Unholy Trinity: Dead Congregation, Sedimentum & Last Retch Desecrate Lee’s Palace!

Unholy Trinity: Dead Congregation, Sedimentum & Last Retch Desecrate Lee’s Palace!

4 min read

Lee’s Palace turned into a concrete crypt last night—three bands, one altar, and zero mercy as Dead Congregation, Sedimentum, and Last Retch tore Toronto limb from limb.

Last Retch

📸 @black.mass.media

Steel City heavy weights wasted zero time opening Shit up last night. As usual, riffs landed like body blows; drum fills were short, mean, and punctual and vocalist Finlay’s vocals/ feral charisma, locked in the crowd.

📸 @black.mass.media
📸 @black.mass.media

If you have ever been to a Last Retch show then you know, Finlay commands the stage. The interactions with bandmates, snarling toward the crowd, and throwing every riff back at us through expression alone.

📸 @black.mass.media
📸 @black.mass.media

Standout moments: a mid-set, mid-tempo grinder that let the bass chew through the PA; a closing sprint that felt like the floor dropped a fucking foot.

📸 @black.mass.media

SETLIST

Oozing Pustules
Dissolved in Lye (Down to Rot)
Neurosis
Resinous Drip of Decay
Abject Cruelty
Dissecting the Leper
In The Polder They Reek

Sedimentum

📸 @black.mass.media

The room started to fill when Quebec Legends Sedimentum took the stage. They were utterly tectonic and malignant, dissonant chord stacks, lurching meters, and those sudden sinkholes where everything collapses into sub-bass and feedback before roaring back twice as cruel. The guitars had that tar-slick sheen; the drummer played like he was welding the set shut from the fucking inside.

📸 @black.mass.media
📸 @black.mass.media

Transitions were their secret weapon, false endings, held breaths, then a sideways riff that sent the crowd back over the rail. It felt less like “songs” and more like one long, contaminated current.🔥 Eerie harmonics cut through the fog a couple times, and both moments drew an audible hush before the hammer fell again.

📸 @black.mass.media
📸 @black.mass.media

Standout moments: a long, doom-soaked build into blast-turbulence that turned the front third of the room into a single organism.

📸 @black.mass.media

SETLIST

Le Labyrinthe Sempiternel
Suppuration Morphogénésiaque
Krypto Chronique II
Chronophobie
Inhumation céleste

Dead Congregation

📸 @black.mass.media


Greek Death Metal Iconics Dead Congregation didn’t so much start a set as , they basically started a total engulfment. Their reputation for density makes immediate sense: riffs don’t just move forward; they bloom outward, each note dragging a wake of harmonics behind it. Drums were surgical ride patterns like chain, kicks like guillotines.
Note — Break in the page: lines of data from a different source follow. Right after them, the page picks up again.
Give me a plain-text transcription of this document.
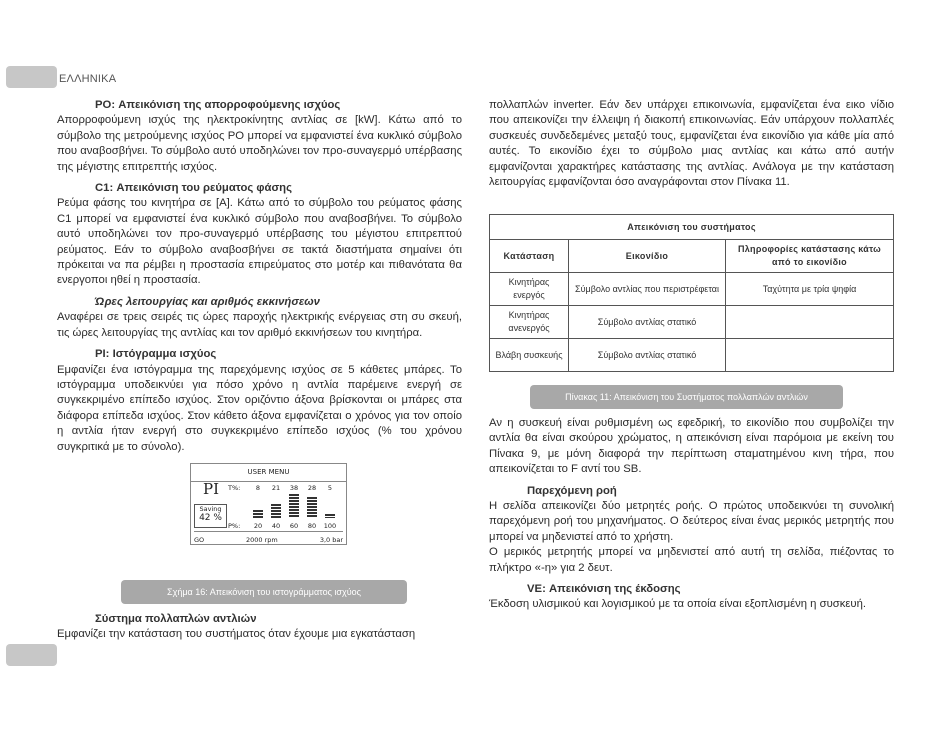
ΕΛΛΗΝΙΚΑ
PO: Απεικόνιση της απορροφούμενης ισχύος

Απορροφούμενη ισχύς της ηλεκτροκίνητης αντλίας σε [kW]. Κάτω από το σύμβολο της μετρούμενης ισχύος PO μπορεί να εμφανιστεί ένα κυκλικό σύμβολο που αναβοσβήνει. Το σύμβολο αυτό υποδηλώνει τον προ-συναγερμό υπέρβασης της μέγιστης επιτρεπτής ισχύος.

C1: Απεικόνιση του ρεύματος φάσης

Ρεύμα φάσης του κινητήρα σε [A]. Κάτω από το σύμβολο του ρεύματος φάσης C1 μπορεί να εμφανιστεί ένα κυκλικό σύμβολο που αναβοσβήνει. Το σύμβολο αυτό υποδηλώνει τον προ-συναγερμό υπέρβασης του μέγιστου επιτρεπτού ρεύματος. Εάν το σύμβολο αναβοσβήνει σε τακτά διαστήματα σημαίνει ότι πρόκειται να πα ρέμβει η προστασία επιρεύματος στο μοτέρ και πιθανότατα θα ενεργοποι ηθεί η προστασία.

Ώρες λειτουργίας και αριθμός εκκινήσεων

Αναφέρει σε τρεις σειρές τις ώρες παροχής ηλεκτρικής ενέργειας στη συ σκευή, τις ώρες λειτουργίας της αντλίας και τον αριθμό εκκινήσεων του κινητήρα.

PI: Ιστόγραμμα ισχύος

Εμφανίζει ένα ιστόγραμμα της παρεχόμενης ισχύος σε 5 κάθετες μπάρες. Το ιστόγραμμα υποδεικνύει για πόσο χρόνο η αντλία παρέμεινε ενεργή σε συγκεκριμένο επίπεδο ισχύος. Στον οριζόντιο άξονα βρίσκονται οι μπάρες στα διάφορα επίπεδα ισχύος. Στον κάθετο άξονα εμφανίζεται ο χρόνος για τον οποίο η αντλία ήταν ενεργή στο συγκεκριμένο επίπεδο ισχύος (% του χρόνου συγκριτικά με το σύνολο).

USER MENU
PI
Saving
42 %
T%:
P%:
8	21	38	28	5
20	40	60	80	100
GO	2000 rpm	3,0 bar
Σχήμα 16: Απεικόνιση του ιστογράμματος ισχύος
Σύστημα πολλαπλών αντλιών

Εμφανίζει την κατάσταση του συστήματος όταν έχουμε μια εγκατάσταση

πολλαπλών inverter. Εάν δεν υπάρχει επικοινωνία, εμφανίζεται ένα εικο νίδιο που απεικονίζει την έλλειψη ή διακοπή επικοινωνίας. Εάν υπάρχουν πολλαπλές συσκευές συνδεδεμένες μεταξύ τους, εμφανίζεται ένα εικονίδιο για κάθε μία από αυτές. Το εικονίδιο έχει το σύμβολο μιας αντλίας και κάτω από αυτήν εμφανίζονται χαρακτήρες κατάστασης της αντλίας. Ανάλογα με την κατάσταση λειτουργίας εμφανίζονται όσο αναγράφονται στον Πίνακα 11.

Απεικόνιση του συστήματος		
Κατάσταση	Εικονίδιο	Πληροφορίες κατάστασης κάτω από το εικονίδιο
Κινητήρας ενεργός	Σύμβολο αντλίας που περιστρέφεται	Ταχύτητα με τρία ψηφία
Κινητήρας ανενεργός	Σύμβολο αντλίας στατικό	
Βλάβη συσκευής	Σύμβολο αντλίας στατικό	
Πίνακας 11: Απεικόνιση του Συστήματος πολλαπλών αντλιών

Αν η συσκευή είναι ρυθμισμένη ως εφεδρική, το εικονίδιο που συμβολίζει την αντλία θα είναι σκούρου χρώματος, η απεικόνιση είναι παρόμοια με εκείνη του Πίνακα 9, με μόνη διαφορά την περίπτωση σταματημένου κινη τήρα, που απεικονίζεται το F αντί του SB.

Παρεχόμενη ροή

Η σελίδα απεικονίζει δύο μετρητές ροής. Ο πρώτος υποδεικνύει τη συνολική παρεχόμενη ροή του μηχανήματος. Ο δεύτερος είναι ένας μερικός μετρητής που μπορεί να μηδενιστεί από το χρήστη.

Ο μερικός μετρητής μπορεί να μηδενιστεί από αυτή τη σελίδα, πιέζοντας το πλήκτρο «-η» για 2 δευτ.

VE: Απεικόνιση της έκδοσης

Έκδοση υλισμικού και λογισμικού με τα οποία είναι εξοπλισμένη η συσκευή.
Vocals were cavernous yet articulate, the rare growl that reads as intent instead of texture.

📸 @black.mass.media
📸 @black.mass.media

Their set launched crushing mid-tempo passages opened into bleak, near-clean interludes, then snapped back with that signature Greek-school ferocity. The room shifted from head-down convulsions to eyes-up reverence. When they throttled back in the final third for a ritualistic, tolling figure before detonating into the closer, it felt less like a “big ending” and more like the ground finishing its collapse.

📸 @black.mass.media
📸 @black.mass.media
📸 @black.mass.media

SETLIST
Martyrdoom
Morbid Paroxysm
Quintessence Maligned
Vanishing Faith
Wind's Bane
Graves of the Archangels
Lucid Curse
Only Ashes Remain
Promulgation of the Fall
Serpentskin
Teeth into Red


Verdict

Three bands, no survivors. Last Retch brought the fist; Sedimentum brought the vertigo; Dead Congregation brought the abyss. Lee’s sounded mean, the lights looked abysmal, and Toronto’s death-metal faithful showed up ready to be buried.